By taking advantage of their instructional day meals (see Meals—Board for more information), students educate their palates and expand their exposure to a variety of cuisines, foods, ingredients, and cooking methods. Enjoying student-prepared meals also serves to support the efforts of classmates in achieving their educational goals. Through the dining program, students learn valuable real-world skills such as preparing mise en place, building speed and timing in the kitchen, and plating for service.
For more information, see the Student Handbook.

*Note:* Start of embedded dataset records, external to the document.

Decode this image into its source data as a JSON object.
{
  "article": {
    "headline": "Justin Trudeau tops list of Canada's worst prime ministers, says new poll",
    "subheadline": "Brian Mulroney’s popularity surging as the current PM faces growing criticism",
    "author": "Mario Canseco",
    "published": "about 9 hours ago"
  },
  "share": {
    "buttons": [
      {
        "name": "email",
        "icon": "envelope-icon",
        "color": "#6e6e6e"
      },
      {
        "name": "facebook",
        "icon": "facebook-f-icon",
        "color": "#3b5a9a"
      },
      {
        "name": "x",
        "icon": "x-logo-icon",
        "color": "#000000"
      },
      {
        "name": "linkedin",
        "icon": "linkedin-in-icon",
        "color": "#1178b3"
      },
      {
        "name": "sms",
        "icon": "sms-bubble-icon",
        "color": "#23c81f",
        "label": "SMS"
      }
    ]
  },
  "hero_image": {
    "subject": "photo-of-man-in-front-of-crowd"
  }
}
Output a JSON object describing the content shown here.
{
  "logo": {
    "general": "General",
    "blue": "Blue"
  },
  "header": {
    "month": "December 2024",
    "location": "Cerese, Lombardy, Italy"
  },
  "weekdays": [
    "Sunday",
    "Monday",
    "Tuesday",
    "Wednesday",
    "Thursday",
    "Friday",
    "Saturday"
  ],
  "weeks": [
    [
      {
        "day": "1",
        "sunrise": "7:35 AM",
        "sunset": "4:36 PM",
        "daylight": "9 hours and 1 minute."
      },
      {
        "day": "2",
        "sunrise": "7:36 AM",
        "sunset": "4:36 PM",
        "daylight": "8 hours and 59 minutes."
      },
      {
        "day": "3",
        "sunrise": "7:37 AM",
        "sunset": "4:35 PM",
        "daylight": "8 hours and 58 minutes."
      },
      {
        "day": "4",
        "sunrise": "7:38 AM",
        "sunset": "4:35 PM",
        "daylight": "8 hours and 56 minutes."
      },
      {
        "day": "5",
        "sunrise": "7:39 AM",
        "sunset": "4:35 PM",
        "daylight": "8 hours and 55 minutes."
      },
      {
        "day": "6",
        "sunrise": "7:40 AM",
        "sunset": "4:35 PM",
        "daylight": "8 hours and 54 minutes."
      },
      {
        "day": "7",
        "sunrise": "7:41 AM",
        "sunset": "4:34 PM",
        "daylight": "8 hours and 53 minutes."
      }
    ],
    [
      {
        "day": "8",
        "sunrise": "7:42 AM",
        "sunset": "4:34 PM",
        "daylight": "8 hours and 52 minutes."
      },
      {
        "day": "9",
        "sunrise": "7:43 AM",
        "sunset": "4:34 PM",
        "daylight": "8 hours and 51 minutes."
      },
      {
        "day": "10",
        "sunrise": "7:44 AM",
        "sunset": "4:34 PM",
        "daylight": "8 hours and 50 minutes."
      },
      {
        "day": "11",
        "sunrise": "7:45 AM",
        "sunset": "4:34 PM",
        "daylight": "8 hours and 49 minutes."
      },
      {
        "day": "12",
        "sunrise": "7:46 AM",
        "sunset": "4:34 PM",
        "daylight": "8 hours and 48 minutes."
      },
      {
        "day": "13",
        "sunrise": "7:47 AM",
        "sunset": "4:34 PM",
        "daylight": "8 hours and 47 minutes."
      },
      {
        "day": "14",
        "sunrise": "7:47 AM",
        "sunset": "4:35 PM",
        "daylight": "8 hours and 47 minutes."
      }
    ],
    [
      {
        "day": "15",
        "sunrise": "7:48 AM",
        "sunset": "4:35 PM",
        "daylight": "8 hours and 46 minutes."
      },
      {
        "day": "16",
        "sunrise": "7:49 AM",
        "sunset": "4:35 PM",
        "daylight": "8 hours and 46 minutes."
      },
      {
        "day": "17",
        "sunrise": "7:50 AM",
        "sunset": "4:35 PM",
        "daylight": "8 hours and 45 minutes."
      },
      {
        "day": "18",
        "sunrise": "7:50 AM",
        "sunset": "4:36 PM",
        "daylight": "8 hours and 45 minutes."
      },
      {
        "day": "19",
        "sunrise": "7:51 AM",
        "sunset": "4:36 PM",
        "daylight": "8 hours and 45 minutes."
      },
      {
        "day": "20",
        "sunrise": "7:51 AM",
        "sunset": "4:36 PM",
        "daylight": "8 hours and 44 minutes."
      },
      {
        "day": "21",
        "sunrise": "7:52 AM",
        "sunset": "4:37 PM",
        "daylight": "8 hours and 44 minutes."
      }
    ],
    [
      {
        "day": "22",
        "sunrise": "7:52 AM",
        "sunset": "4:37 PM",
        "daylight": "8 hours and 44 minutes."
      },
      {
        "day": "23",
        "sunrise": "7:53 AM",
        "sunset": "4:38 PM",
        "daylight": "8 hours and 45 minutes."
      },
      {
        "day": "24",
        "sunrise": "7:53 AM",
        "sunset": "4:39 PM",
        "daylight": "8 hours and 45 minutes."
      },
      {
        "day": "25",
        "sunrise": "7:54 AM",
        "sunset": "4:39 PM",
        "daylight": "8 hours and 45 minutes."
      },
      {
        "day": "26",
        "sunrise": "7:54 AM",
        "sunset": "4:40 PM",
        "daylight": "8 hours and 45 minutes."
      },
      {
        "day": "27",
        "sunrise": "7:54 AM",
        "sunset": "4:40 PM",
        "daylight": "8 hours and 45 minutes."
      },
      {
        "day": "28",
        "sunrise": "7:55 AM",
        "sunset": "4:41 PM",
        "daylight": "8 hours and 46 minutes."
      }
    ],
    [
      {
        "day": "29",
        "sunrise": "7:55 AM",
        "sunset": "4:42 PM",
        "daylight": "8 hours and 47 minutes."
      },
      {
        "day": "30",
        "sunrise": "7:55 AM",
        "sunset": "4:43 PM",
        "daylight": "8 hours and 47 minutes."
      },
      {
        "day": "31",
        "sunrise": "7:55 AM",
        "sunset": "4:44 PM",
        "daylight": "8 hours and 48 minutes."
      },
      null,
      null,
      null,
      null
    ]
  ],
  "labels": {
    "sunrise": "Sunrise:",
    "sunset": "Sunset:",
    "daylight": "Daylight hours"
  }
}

Located within the Student Commons at the New York campus, The Egg is the CIA student dining facility and common area. It also serves as a classroom for the Non-Commercial Foodservice and High-Volume Production course and home to the Innovation Kitchen, which features a "pop-up" restaurant developed and operated by students in the Intrapreneurship concentration. The Brewery at the CIA, in partnership with Brooklyn Brewery, is also located within The Egg and serves as the hands-on lab for the Art and Science of Brewing course in the bachelor's degree program.
In addition to student dining and its role in the curricula, The Egg serves as a gathering place with many amenities for our students' enjoyment and comfort. The facility is also open to staff and visitors to the campus.